Archives store the original owner. Restoring it requires root, so in containers and unprivileged CI the safe default is to take ownership of what you extract.

What it does

tar --no-same-owner extracts files owned by the user running tar rather than the uid and gid stored in the archive. For non-root users this is already the default; for root it is the opposite default, so root extractions use --no-same-owner to avoid restoring arbitrary uids. The mirror flag --same-owner forces restoring stored ownership.

Common usage

Terminal
tar -xf archive.tar --no-same-owner
sudo tar -xf release.tar -C /opt --no-same-owner   # files owned by root
tar -xf archive.tar --same-owner                   # force stored uid/gid

Options

FlagWhat it does
--no-same-ownerExtracted files owned by the current user
--same-ownerRestore the stored uid/gid (needs privilege)
--numeric-ownerUse stored numeric ids, skip name lookups
--owner / --group (create)Override owner names when creating

In CI

In a Docker build or rootless runner, restoring a stored uid that does not exist on the host causes chown failures.
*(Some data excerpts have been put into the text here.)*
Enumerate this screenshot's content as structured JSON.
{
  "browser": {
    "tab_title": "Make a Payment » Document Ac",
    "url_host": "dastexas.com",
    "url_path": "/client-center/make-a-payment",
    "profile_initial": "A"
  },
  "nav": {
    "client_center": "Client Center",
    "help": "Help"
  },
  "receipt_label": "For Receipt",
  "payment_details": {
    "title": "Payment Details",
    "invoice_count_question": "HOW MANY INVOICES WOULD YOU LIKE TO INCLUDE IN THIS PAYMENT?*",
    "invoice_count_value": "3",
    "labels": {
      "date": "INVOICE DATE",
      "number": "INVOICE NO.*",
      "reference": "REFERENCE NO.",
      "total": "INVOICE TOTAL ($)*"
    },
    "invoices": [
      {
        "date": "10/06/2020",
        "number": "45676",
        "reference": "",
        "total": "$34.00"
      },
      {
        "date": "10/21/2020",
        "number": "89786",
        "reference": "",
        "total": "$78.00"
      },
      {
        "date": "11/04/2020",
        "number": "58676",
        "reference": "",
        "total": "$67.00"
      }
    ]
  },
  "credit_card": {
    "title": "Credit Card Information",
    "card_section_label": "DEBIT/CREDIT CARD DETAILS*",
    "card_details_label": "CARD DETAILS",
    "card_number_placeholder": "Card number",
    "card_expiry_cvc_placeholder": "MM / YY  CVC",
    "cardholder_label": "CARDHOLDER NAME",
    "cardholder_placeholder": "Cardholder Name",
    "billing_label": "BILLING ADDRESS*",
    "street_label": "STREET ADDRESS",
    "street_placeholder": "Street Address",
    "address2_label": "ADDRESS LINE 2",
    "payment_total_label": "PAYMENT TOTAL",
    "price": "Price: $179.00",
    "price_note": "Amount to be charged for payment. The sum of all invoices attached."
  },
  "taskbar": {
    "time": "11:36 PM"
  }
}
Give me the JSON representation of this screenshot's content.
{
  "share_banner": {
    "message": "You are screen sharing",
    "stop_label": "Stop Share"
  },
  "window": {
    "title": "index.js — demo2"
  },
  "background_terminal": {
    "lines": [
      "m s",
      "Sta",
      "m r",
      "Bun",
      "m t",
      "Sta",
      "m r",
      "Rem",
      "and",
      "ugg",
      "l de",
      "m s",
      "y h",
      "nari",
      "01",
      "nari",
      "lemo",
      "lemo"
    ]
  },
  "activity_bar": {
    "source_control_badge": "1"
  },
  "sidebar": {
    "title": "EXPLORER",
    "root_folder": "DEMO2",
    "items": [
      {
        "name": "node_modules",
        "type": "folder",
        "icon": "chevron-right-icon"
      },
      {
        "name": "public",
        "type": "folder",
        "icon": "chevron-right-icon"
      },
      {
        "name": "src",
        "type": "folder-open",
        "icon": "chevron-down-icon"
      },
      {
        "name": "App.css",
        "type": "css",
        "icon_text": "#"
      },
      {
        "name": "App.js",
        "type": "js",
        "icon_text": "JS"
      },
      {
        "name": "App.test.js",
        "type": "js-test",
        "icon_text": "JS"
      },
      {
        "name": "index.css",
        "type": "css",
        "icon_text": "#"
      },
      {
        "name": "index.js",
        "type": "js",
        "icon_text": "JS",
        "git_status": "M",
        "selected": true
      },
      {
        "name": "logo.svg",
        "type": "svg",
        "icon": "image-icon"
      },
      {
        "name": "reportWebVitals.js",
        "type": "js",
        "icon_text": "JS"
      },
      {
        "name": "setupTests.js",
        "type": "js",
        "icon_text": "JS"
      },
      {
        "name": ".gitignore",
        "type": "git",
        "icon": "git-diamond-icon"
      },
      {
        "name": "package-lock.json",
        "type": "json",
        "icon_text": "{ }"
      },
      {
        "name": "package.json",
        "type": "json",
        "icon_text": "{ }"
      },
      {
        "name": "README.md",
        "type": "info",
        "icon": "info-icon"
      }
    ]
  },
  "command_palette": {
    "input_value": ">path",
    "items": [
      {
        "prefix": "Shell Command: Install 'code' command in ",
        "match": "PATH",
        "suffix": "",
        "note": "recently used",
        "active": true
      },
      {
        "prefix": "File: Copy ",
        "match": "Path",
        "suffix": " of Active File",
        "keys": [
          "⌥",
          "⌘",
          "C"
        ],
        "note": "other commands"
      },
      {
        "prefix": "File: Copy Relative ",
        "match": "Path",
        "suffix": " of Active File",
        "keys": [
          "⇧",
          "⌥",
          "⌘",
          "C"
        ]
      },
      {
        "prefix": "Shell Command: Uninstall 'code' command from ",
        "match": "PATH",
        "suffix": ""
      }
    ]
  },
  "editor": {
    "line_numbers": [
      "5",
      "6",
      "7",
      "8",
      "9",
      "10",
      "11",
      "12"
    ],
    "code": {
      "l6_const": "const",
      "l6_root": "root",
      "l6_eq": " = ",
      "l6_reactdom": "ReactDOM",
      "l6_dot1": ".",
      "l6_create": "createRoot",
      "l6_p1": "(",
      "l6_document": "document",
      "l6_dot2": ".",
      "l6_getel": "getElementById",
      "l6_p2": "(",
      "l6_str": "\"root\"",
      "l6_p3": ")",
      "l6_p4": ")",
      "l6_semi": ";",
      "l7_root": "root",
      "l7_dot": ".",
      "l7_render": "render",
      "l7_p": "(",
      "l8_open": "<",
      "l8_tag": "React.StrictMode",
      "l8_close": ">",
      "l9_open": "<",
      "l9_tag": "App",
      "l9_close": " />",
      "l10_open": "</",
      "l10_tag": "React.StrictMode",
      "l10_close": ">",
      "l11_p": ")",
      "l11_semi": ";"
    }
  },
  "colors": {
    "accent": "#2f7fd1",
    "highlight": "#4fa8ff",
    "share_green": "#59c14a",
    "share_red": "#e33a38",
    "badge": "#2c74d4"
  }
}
Extract with --no-same-owner so the files belong to the build user, which is what subsequent steps expect anyway.

Common errors in CI

tar: ./file: Cannot change ownership to uid 1000, gid 1000: Operation not permitted means tar tried to restore stored ownership without privilege. Add --no-same-owner so tar does not attempt the chown, which clears the warning and avoids the related non-zero exit.